La marche d’une pandémie nouvelle est peu prévisible. Nous pensions, en juin, que l’été serait calme en France sur le front du Covid, mais la capacité du variant Delta à se propager à une vitesse foudroyante dans une population insuffisamment vaccinée nous a donné des sueurs froides, comme l’a tristement montré la situation antillaise. L’instauration du pass sanitaire à la mi-juillet a limité (provisoirement ?) les dégâts en cassant la vague qui s’annonçait en métropole. En deux mois, le nombre des personnes ayant reçu au moins une injection a augmenté de plus de 13 millions (pour atteindre, le 13 septembre, 73,7 % de la population) et celui des sujets complètement vaccinés de plus de 18 millions (soit 69,4 % de la population), ce qui prouve qu’il ne faut pas confondre inertie et opposition vaccinales. Toutefois, la baisse de la protection vaccinale avec le temps, la menace liée à l’émergence de nouveaux variants là où la vaccination est encore balbutiante, sans compter l’impact de la propagande des antivaccins, rendent illusoire la stratégie zéro Covid ou celle d’obtenir une immunité collective. Peut-être atteindrons-nous un jour un état d’équilibre avec un virus qui continuera à circuler à bas bruit dans la population non vaccinée mais aura moins de conséquences graves pour la masse de ceux qui auront déjà été contaminés et/ou vaccinés. Un scénario de type grippal qui verra le Sars-CoV-2 rejoindre les autres Coronavirus qui nous infectent déjà, probablement depuis longtemps, et auxquels nous nous sommes peu ou prou habitués.
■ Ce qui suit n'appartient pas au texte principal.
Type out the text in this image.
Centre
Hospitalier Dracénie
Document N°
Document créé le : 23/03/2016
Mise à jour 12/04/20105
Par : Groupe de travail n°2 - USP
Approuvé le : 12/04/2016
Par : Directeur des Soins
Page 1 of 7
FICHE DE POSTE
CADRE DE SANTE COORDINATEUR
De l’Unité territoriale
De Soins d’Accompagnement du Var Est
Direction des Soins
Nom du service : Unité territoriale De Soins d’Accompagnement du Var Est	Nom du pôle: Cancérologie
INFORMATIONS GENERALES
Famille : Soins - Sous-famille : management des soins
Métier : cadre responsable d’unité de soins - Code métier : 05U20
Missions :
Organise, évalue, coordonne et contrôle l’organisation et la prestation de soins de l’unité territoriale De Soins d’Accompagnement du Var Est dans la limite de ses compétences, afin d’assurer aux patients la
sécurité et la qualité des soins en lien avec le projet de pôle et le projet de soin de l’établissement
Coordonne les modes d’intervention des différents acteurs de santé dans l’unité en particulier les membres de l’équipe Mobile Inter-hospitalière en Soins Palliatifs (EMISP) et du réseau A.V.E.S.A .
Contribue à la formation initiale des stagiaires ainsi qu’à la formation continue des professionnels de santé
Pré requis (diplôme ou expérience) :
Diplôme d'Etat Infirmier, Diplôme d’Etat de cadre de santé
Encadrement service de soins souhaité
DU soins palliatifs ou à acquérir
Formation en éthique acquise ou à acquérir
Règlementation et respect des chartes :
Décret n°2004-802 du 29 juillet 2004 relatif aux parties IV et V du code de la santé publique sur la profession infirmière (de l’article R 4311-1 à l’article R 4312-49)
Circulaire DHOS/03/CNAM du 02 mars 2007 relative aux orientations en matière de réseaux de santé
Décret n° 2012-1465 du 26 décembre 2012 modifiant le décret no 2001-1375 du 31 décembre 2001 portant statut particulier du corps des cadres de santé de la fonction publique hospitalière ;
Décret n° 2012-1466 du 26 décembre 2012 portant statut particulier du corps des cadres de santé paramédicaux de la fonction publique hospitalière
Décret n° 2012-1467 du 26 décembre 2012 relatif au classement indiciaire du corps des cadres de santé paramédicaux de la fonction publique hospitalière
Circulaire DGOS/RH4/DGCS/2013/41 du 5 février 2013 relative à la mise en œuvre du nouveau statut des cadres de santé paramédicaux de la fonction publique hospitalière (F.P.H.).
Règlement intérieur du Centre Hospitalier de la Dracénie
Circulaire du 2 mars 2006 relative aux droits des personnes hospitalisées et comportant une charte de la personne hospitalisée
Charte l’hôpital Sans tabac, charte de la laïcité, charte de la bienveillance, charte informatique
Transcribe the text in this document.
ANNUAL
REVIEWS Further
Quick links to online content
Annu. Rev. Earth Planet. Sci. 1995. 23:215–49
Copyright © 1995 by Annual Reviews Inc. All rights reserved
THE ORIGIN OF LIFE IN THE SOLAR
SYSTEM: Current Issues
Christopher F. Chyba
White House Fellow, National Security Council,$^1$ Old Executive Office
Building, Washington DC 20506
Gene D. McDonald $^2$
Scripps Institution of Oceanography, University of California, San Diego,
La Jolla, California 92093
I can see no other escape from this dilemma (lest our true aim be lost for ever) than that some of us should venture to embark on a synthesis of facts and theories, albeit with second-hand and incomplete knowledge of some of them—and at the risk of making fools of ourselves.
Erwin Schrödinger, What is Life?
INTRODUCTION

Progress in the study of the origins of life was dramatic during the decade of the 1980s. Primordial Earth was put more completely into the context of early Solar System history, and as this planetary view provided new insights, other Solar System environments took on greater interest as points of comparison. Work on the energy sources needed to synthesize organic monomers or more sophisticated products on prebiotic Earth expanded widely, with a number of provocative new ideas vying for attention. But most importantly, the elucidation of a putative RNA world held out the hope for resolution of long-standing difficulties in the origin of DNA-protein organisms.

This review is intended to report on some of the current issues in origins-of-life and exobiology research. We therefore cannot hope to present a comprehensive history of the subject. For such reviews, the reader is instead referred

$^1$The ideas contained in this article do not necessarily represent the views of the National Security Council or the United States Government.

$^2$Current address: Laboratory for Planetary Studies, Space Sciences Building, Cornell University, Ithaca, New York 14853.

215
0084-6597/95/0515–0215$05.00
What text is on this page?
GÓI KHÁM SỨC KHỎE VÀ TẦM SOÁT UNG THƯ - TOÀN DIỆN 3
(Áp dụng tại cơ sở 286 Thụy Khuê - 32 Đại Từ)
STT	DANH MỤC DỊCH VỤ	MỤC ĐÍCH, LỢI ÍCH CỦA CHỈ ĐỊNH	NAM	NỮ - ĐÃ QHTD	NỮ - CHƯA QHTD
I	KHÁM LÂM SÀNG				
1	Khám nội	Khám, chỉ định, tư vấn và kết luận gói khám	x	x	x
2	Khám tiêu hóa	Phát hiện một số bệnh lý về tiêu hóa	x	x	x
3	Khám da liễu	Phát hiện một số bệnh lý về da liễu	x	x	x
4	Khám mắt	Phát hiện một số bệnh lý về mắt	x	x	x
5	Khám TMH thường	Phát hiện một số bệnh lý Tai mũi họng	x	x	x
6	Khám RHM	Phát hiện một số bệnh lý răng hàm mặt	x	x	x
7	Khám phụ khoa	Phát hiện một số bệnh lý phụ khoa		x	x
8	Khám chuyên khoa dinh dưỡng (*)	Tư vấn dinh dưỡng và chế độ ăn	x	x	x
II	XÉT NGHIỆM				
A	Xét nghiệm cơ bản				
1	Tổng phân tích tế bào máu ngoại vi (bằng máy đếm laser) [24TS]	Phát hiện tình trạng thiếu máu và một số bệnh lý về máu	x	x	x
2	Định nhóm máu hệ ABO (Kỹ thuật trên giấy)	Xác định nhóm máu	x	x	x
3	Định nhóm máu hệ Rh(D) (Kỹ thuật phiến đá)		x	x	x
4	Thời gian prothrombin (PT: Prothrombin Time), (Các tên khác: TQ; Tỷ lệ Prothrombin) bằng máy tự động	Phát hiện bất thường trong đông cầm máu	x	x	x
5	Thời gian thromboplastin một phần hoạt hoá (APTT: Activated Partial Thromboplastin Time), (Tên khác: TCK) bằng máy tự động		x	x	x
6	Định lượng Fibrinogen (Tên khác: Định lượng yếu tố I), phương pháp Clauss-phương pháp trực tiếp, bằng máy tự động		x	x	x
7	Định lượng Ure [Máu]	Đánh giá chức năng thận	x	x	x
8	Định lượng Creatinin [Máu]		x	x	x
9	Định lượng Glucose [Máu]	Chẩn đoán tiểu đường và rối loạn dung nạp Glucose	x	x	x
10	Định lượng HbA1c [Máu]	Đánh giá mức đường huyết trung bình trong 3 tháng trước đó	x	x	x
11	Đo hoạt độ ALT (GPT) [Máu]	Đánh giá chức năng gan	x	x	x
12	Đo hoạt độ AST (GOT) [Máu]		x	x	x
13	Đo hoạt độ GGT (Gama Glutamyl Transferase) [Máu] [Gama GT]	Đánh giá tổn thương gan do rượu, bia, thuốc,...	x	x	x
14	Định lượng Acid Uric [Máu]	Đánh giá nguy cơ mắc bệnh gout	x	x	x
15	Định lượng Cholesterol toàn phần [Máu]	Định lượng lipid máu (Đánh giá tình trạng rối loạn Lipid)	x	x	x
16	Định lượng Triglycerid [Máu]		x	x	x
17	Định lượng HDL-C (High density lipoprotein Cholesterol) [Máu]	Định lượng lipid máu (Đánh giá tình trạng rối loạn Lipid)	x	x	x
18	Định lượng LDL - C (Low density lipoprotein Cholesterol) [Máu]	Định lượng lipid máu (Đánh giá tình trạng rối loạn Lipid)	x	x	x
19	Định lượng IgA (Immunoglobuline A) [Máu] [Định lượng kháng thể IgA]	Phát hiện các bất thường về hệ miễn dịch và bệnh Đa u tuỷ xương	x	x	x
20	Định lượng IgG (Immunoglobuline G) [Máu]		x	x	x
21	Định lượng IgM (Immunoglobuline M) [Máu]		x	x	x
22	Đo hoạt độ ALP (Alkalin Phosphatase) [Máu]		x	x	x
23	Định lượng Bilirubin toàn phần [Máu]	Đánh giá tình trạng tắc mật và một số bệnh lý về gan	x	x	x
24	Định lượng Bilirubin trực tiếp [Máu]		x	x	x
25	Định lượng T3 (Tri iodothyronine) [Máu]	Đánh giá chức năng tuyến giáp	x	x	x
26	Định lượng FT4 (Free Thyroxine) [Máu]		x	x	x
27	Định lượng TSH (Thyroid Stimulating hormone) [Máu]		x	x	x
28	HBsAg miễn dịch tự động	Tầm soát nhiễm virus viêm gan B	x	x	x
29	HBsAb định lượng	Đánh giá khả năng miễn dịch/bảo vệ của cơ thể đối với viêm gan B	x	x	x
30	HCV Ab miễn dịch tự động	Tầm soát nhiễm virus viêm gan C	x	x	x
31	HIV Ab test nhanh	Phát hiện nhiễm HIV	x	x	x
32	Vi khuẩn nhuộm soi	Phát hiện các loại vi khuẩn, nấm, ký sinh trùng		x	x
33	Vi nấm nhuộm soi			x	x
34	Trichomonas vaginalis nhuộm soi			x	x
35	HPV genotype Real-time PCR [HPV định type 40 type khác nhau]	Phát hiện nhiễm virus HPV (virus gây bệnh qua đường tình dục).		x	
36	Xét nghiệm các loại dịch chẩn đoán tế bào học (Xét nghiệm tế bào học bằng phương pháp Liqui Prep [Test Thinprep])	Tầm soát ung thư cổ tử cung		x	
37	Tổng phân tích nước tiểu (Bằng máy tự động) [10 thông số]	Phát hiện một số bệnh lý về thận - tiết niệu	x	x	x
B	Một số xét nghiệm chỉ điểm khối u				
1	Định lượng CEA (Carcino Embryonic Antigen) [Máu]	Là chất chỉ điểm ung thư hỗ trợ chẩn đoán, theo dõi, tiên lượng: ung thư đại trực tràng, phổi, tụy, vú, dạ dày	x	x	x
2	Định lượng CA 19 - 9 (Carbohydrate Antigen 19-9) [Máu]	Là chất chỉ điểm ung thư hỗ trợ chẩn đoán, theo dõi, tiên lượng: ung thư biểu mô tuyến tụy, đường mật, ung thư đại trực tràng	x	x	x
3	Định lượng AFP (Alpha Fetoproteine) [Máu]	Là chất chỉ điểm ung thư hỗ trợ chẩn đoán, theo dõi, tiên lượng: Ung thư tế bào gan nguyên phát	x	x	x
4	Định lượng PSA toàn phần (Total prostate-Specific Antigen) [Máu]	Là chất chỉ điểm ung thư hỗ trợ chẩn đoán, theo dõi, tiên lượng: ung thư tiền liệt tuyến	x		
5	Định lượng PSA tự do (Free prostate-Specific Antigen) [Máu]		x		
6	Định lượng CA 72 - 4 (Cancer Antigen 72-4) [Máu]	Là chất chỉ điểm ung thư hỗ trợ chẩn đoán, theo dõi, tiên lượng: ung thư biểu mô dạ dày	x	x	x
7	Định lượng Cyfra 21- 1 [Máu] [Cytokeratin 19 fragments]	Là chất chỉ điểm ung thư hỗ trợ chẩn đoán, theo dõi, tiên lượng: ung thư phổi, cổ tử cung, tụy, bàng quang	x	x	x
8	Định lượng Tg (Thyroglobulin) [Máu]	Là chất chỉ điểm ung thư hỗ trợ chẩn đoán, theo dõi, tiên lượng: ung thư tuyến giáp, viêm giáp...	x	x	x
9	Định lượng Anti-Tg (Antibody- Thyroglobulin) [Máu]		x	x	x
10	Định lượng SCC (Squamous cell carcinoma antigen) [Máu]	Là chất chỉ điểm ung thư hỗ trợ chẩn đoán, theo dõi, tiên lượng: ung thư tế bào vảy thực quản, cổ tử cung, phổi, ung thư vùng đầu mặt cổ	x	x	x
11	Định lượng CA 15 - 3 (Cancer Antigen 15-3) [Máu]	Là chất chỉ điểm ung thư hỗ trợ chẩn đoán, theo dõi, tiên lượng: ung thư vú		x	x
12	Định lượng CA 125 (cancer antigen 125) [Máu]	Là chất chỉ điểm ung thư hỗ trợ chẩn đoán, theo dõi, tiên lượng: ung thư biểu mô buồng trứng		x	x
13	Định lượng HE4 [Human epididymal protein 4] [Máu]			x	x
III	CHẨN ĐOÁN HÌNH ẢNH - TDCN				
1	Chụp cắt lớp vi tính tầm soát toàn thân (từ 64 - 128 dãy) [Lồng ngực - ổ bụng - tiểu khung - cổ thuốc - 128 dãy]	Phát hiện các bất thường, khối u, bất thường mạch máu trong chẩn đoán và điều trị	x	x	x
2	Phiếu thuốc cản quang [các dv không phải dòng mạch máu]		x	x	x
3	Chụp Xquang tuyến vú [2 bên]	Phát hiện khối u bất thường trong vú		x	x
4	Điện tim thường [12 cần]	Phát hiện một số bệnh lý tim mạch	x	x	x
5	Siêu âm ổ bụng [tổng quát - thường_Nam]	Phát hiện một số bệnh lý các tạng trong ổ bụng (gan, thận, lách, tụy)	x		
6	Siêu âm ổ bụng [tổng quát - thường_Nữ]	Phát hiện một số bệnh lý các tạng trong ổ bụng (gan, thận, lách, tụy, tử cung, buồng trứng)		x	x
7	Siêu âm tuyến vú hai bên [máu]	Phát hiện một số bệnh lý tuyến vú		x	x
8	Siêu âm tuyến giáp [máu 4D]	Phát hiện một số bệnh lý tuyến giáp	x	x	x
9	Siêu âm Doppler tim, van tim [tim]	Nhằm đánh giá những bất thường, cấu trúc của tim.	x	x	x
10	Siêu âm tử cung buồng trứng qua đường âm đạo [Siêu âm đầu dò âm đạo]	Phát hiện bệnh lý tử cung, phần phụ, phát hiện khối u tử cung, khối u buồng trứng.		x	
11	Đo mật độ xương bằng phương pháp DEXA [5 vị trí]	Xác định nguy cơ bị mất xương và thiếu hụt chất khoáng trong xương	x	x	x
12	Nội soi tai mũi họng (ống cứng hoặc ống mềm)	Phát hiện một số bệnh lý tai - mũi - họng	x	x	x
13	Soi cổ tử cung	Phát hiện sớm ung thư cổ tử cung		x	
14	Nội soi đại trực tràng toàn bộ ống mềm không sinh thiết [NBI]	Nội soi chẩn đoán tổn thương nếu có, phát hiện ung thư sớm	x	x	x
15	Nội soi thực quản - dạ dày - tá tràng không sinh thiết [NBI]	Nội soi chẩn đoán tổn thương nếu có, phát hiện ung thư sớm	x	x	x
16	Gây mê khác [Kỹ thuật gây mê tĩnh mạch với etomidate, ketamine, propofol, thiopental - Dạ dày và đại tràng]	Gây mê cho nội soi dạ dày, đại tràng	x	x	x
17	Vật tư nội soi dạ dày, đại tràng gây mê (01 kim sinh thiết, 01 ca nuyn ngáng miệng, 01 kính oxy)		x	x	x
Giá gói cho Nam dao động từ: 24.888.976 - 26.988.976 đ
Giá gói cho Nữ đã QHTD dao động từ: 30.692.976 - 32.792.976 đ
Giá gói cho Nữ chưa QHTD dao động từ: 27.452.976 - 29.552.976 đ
Mais en attendant, la leçon est rude. Ce n’est pas parce que scientifiques et médecins alertent depuis quarante ans sur le risque pandémique que nous avons pu anticiper la situation actuelle. Qu’en sera-t-il quand les enfants des enfants d’aujourd’hui seront confrontés aux bouleversements climatiques majeurs dont nous voyons les prémices avec la succession des désastres qui nous affligent déjà ? Plus de 200 revues scientifiques lancent un « appel à une action d’urgence pour limiter l’augmentation de la température mondiale, restaurer la biodiversité et protéger la santé », lequel, pointant l’immense menace que représente l’inaction des gouvernants à restaurer l’environnement et à maintenir la hausse de la température mondiale en dessous de 1,5 °C, les presse, sans attendre l’issue de la crise sanitaire, à agir pour le climat avec les mêmes financements colossaux.1 Même l’Agence internationale de l’énergie, initialement créée pour défendre les intérêts des pétroliers et réputée sensible à leurs pressions, vient de publier un rapport explosif, dans lequel elle estime que, si l’on veut parvenir à la neutralité carbone en 2050 et contenir le réchauffement climatique, il faut cesser dès maintenant tout investissement dans de nouvelles installations pétrolières et gazières !2 Il n’est que de lire aussi le dossier que nous publions ici sur les perturbateurs endocriniens pour prendre conscience des risques que font peser, entre autres, sur notre santé l’océan de plastique dans lequel nous nageons ou les pesticides que nous utilisons massivement et dont les mécanismes d’action n’ont pas de spécificité d’espèce.3
La prise de conscience semble générale. Les moyens d’agir existent. Il reste aux politiques à prendre des décisions qu’ils n’ont pas envie de prendre et à échapper au poids de lobbys de toute nature, sans compter désormais avec le poids croissant de la vérité alternative dont on a vu le succès à ralentir la vaccination contre le Covid ou à nier, sous la présidence Trump, la réalité du réchauffement climatique… Mission impossible ? 

1. Atwoli L, Baqui AH, Benfield T, Bosurgi R, Godlee F, Hancocks S, et al. Call for emergency action to limit global temperature increases, restore biodiversity, and protect health. BMJ 2021;374:n1734. Doi: 10.1136/bmj.n1734.
2. Neutralité carbone : le virage « historique » de l’AIE. Le Monde 20-21 juin 2021.
3. Dossier « Perturbateurs endocriniens », sous la direction de Robert Barouki. Rev Prat 2021;71(7):721-52.